A pesar del frío que se va apoderando del lugar que, supongo, proyecta la sombra de los árboles tras los cuales debe estar escondido el sol no logro obligar que llegue a mí el invierno que espero contemplar en el recuerdo. Y ya no quiero que lleguen las doce. No quiero que llegue ninguna hora ni creer que solo queden dos. Ni mirar por la ventana o contestar a otras voces que vienen arrastrando un "cuándo" por la superficie de este líquido respaldo, cuyo tierno caudal me mantiene rodeando el mismo lugar y que podría ser un paisaje, cualquier paisaje común elevado al más preciado por ser el reposo de su expresión de curiosidad importante cuando me pregunta por mis planes y le miento para disfrutar por un tiempo más el hecho de seguir siendo yo el único que sabe que la respuesta a esa pregunta es ella.
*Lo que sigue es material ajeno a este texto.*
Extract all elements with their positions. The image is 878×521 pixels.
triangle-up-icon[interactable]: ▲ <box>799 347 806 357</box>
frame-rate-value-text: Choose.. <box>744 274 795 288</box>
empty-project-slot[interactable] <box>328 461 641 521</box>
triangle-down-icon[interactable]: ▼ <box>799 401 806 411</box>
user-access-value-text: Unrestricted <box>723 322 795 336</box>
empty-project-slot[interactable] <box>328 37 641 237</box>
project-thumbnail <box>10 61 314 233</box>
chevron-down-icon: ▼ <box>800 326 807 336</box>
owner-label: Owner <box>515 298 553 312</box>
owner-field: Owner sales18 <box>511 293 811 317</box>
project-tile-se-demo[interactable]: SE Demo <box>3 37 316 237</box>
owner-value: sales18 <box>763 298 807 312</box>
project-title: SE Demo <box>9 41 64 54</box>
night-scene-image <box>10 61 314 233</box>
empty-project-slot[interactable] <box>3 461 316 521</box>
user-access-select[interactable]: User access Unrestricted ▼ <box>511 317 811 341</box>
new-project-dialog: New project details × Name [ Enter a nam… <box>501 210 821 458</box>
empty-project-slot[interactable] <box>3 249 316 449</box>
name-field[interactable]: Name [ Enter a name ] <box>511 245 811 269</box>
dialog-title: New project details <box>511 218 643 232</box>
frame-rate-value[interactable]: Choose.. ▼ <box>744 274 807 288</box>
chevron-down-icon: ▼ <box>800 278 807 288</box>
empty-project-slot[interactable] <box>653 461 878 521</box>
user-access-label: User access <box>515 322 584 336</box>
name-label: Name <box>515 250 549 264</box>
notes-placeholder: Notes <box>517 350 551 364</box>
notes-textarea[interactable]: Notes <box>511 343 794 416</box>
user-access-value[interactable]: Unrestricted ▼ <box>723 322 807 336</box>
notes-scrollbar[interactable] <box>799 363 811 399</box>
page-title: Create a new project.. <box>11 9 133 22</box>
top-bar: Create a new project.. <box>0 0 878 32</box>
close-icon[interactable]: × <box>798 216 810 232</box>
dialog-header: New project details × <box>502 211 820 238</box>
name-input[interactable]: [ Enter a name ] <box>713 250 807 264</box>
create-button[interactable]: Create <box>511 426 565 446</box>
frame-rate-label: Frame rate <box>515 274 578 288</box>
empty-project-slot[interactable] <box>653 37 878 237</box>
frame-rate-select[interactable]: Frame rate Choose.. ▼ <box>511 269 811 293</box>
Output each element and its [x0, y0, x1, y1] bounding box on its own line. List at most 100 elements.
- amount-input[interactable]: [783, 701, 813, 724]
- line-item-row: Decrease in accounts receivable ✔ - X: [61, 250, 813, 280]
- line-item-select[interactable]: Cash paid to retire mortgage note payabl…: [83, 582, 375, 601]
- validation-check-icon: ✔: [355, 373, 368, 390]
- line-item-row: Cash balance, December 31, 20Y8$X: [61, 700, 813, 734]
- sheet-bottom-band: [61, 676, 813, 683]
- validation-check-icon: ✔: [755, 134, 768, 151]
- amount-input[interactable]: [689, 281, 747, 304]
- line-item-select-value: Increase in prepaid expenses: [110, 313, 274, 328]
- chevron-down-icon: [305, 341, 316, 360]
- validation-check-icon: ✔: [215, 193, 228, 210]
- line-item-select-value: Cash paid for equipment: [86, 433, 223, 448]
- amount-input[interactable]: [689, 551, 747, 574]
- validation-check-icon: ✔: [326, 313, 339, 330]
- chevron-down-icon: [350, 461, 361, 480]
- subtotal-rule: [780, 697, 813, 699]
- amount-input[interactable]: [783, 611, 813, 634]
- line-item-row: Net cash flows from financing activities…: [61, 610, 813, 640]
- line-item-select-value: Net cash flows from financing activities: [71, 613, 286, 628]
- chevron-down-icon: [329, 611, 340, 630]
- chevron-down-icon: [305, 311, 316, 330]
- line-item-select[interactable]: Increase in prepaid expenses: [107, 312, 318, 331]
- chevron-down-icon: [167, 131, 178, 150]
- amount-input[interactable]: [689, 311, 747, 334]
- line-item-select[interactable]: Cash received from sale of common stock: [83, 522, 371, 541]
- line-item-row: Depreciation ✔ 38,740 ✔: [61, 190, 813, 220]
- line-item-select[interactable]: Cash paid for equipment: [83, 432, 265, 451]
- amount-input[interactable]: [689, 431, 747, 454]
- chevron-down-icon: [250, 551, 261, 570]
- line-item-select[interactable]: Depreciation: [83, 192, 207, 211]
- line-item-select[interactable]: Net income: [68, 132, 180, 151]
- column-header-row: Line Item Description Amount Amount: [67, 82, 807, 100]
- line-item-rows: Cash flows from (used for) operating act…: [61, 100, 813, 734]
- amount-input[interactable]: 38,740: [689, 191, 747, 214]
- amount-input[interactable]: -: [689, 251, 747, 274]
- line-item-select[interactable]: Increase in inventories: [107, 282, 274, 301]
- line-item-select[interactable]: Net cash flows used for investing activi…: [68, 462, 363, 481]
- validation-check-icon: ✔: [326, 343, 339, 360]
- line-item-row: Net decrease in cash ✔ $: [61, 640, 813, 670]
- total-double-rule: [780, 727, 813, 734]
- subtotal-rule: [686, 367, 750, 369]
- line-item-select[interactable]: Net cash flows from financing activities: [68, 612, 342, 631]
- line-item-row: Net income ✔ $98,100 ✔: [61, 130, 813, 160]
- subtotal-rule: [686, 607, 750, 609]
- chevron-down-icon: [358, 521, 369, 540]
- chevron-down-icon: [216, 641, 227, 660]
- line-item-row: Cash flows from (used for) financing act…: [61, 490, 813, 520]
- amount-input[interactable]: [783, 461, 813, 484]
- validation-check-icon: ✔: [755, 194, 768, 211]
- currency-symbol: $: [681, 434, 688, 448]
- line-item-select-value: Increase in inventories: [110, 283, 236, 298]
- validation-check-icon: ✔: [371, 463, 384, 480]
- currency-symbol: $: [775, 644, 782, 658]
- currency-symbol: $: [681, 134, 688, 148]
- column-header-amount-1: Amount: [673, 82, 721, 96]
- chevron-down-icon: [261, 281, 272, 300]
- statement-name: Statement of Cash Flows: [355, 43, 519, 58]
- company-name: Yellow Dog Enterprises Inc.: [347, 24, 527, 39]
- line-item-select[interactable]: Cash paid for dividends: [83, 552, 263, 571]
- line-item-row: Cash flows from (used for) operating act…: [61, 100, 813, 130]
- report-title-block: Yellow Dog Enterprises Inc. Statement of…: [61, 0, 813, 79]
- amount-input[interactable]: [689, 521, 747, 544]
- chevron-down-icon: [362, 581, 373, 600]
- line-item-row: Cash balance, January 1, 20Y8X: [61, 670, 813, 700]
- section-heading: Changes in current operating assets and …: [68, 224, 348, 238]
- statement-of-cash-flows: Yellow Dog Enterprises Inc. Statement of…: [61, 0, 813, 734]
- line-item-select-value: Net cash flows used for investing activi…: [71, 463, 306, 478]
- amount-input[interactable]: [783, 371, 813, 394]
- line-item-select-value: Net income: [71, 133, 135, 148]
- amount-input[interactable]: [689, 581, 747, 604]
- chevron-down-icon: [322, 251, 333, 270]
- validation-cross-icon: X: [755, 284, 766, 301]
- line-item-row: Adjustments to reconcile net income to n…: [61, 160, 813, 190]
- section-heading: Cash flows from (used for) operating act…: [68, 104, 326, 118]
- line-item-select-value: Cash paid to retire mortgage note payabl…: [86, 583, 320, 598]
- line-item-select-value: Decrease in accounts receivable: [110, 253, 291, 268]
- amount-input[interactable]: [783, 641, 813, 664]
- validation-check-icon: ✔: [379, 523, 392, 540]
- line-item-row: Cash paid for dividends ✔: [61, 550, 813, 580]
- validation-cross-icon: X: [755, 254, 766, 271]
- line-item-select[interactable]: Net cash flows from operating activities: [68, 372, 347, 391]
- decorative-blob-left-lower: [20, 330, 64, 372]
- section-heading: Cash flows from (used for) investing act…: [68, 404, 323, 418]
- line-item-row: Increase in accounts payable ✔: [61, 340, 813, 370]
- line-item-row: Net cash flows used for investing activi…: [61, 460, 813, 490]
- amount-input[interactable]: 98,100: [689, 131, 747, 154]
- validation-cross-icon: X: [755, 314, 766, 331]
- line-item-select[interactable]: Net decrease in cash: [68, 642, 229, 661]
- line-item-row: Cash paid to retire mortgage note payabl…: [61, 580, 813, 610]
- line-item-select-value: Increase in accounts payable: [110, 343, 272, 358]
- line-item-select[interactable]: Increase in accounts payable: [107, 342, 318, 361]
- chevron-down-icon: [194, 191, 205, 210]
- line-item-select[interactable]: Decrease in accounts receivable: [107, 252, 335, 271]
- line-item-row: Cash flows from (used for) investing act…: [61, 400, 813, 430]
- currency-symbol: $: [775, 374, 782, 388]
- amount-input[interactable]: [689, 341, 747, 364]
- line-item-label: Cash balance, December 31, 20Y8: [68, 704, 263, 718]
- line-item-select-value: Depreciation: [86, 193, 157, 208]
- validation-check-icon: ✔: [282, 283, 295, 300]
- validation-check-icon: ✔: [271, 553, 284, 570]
Y es que sin saber ni querer logró transvasar hacia sí el rol de ciertas cotidianidades y otras cosas tan particulares que todo significa tan poco a medida que se va; a veces todo me parece ridículo, no puedo tomar un libro ni interesarme por nada. Apenas puedo concentrarme en cómo se va desarrollando la noche mientras floto sin reflejos que me rodeen, cansado porque todo esto reclama mi total atención, como si con ello pudiera al fin apropiarme de la posibilidad definitiva que resolvería todo para siempre donde podría al fin entre mis brazos esconderla de la crueldad de la distancia.